PMC · DOI: 10.1093/geroni/igaf122.4328 · 2025-12-31

## TL;DR

This study identifies different patterns of perimenopause symptoms in women with and without HIV, finding that symptom groups vary by factors like age and health conditions, but not by HIV status.

## Contribution

The study is novel in using latent class analysis to identify distinct perimenopause symptom profiles in women with and without HIV.

## Key findings

- Five distinct perimenopause symptom classes were identified using latent class analysis.
- Class membership was associated with factors like depressive symptoms, age, and multimorbidity, but not with HIV status.
- Perimenopause symptom patterns showed heterogeneity regardless of HIV status.

## Abstract

There is increasing appreciation for the multidimensional impact that perimenopause symptoms have on women in mid-life.

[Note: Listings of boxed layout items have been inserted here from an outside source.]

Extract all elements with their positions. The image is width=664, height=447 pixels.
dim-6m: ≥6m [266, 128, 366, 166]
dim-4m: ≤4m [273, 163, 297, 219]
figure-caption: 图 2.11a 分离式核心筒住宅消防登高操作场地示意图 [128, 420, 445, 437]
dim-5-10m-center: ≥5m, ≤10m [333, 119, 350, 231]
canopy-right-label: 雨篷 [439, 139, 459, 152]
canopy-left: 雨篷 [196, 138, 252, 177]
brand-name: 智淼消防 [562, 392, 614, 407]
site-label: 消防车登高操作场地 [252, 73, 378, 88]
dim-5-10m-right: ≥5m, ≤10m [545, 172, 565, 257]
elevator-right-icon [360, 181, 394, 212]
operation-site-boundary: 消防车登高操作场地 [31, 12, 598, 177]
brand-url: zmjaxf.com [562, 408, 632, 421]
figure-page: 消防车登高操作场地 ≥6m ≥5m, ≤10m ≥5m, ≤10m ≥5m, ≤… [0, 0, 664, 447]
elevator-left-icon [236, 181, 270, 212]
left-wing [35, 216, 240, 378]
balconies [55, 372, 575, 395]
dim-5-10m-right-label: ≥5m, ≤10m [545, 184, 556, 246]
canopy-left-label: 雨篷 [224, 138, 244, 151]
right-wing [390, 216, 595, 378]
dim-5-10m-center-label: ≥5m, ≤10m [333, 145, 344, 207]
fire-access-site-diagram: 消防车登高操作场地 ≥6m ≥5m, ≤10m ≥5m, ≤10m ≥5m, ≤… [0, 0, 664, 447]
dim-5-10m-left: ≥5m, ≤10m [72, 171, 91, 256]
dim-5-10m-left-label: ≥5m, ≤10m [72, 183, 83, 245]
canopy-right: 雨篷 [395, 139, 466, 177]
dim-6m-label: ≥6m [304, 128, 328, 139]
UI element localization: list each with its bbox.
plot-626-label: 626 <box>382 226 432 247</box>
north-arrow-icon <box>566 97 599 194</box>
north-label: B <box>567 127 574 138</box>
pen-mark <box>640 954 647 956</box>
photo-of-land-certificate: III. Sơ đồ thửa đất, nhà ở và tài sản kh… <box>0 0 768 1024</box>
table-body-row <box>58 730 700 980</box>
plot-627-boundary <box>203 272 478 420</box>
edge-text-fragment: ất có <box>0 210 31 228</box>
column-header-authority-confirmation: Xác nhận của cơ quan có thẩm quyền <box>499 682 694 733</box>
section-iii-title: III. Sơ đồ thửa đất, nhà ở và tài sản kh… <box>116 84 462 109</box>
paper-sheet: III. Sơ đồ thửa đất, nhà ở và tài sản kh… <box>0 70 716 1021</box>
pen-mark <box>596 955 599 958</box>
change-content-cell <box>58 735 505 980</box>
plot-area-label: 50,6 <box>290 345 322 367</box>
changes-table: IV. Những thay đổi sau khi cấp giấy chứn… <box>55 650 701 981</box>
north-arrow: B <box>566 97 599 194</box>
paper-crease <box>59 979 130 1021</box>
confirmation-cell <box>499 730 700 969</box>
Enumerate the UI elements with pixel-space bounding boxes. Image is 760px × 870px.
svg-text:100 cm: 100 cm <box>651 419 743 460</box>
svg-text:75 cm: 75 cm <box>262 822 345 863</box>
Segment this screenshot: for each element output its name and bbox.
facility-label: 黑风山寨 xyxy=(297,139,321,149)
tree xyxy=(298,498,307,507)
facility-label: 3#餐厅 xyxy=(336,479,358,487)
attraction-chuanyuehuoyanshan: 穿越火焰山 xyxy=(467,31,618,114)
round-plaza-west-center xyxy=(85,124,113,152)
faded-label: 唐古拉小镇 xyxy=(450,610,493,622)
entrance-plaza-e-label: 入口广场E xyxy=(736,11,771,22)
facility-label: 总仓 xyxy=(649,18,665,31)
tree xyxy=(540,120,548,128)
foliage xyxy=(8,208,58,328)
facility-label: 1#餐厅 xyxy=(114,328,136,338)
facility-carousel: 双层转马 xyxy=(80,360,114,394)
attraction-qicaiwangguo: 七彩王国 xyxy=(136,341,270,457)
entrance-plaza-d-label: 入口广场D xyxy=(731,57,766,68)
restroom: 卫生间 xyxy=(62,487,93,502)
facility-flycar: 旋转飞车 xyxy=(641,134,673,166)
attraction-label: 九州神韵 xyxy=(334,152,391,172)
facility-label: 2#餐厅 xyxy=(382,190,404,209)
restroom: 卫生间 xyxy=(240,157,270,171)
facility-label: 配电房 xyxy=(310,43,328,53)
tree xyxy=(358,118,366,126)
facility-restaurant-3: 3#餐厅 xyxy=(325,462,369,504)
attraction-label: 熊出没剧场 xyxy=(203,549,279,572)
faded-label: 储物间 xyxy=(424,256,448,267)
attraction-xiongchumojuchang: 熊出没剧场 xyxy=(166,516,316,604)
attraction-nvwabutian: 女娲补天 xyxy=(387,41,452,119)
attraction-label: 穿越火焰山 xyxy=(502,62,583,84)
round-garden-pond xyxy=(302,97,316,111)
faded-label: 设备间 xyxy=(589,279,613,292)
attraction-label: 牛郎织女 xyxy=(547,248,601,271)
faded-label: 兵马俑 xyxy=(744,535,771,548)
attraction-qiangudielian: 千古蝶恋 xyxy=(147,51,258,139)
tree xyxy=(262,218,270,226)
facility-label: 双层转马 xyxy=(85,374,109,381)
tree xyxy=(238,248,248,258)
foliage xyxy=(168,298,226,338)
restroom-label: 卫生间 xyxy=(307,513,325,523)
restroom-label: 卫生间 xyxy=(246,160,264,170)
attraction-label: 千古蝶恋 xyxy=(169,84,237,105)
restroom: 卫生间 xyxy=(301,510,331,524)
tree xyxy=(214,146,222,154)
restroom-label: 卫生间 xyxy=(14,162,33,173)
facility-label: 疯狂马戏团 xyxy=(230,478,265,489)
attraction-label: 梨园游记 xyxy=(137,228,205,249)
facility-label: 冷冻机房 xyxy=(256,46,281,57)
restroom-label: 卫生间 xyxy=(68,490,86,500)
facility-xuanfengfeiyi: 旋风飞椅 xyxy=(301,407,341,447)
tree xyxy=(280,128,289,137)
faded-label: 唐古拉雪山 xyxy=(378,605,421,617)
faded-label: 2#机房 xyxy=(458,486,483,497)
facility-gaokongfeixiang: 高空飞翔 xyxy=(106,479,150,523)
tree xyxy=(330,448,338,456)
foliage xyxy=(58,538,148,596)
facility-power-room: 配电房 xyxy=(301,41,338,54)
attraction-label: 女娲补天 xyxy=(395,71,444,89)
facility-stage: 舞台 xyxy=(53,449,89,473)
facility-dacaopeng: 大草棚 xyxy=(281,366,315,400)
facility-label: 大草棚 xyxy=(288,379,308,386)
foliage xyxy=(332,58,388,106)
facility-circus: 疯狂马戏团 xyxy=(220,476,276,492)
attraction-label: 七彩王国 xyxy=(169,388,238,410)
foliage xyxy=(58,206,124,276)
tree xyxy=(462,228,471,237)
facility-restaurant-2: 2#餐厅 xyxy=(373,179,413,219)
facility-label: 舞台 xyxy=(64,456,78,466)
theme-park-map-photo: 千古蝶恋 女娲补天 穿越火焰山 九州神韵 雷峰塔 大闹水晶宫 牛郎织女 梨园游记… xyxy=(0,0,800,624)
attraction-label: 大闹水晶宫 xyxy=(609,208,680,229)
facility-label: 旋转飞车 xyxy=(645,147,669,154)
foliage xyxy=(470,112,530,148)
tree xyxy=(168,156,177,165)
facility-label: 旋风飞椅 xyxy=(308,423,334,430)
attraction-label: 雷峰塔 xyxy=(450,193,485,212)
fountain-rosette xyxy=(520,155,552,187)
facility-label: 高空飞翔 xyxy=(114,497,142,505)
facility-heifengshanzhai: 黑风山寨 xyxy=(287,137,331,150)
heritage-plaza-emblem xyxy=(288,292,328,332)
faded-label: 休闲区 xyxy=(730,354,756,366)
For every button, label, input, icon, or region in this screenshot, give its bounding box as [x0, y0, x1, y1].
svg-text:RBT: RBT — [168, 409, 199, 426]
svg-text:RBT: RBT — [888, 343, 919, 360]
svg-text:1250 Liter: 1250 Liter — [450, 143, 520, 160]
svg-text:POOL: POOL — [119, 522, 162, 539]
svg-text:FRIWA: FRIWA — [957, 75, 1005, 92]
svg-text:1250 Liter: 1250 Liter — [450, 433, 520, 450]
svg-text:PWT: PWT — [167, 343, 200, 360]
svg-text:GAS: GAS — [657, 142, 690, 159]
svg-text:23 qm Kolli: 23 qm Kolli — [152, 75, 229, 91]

We sought to identify distinct classes of menopause symptomatology and whether these classes differ by HIV status and sociodemographic and clinical characteristics. We conducted a latent class analysis (LCA) of women with and without HIV in late perimenopause enrolled in the Women’s Interagency HIV Study who attended at least two study visits between 2007-2019. Late perimenopause was defined using STRAW +10 criteria. We used LCA to identify unique groups of participants based on the frequency of nine perimenopause symptoms (hot flashes, cold sweats, night sweats, musculoskeletal stiffness/soreness, irritability, nervousness, and three types of sleep disturbances). We assessed differences in class membership by HIV serostatus; sociodemographic and clinical characteristics, including non-AIDS comorbidity (NACM) burden, a measure of multimorbidity. Among 818 women (590 with HIV, 228 without HIV) aged 35-58 years (Median age 48), 67% identified as Black, and 9.3% reported hormonal birth control use. Age and symptom frequency did not differ by HIV serostatus. LCA identified five symptom classes: (1) sore, tired, and on edge, (2) hot, sore, and tired, (3) tired, (4) hot, sore, and irritable, and (5) overall low symptoms. Class membership significantly differed by depressive symptoms, age, hormonal birth control use, NACM burden, alcohol use, and income, but not by HIV serostatus, race, tobacco use, or BMI. We identified heterogeneity in perimenopause symptomology regardless of HIV. These data may inform provider education to improve patient validation and agency in seeking perimenopausal care.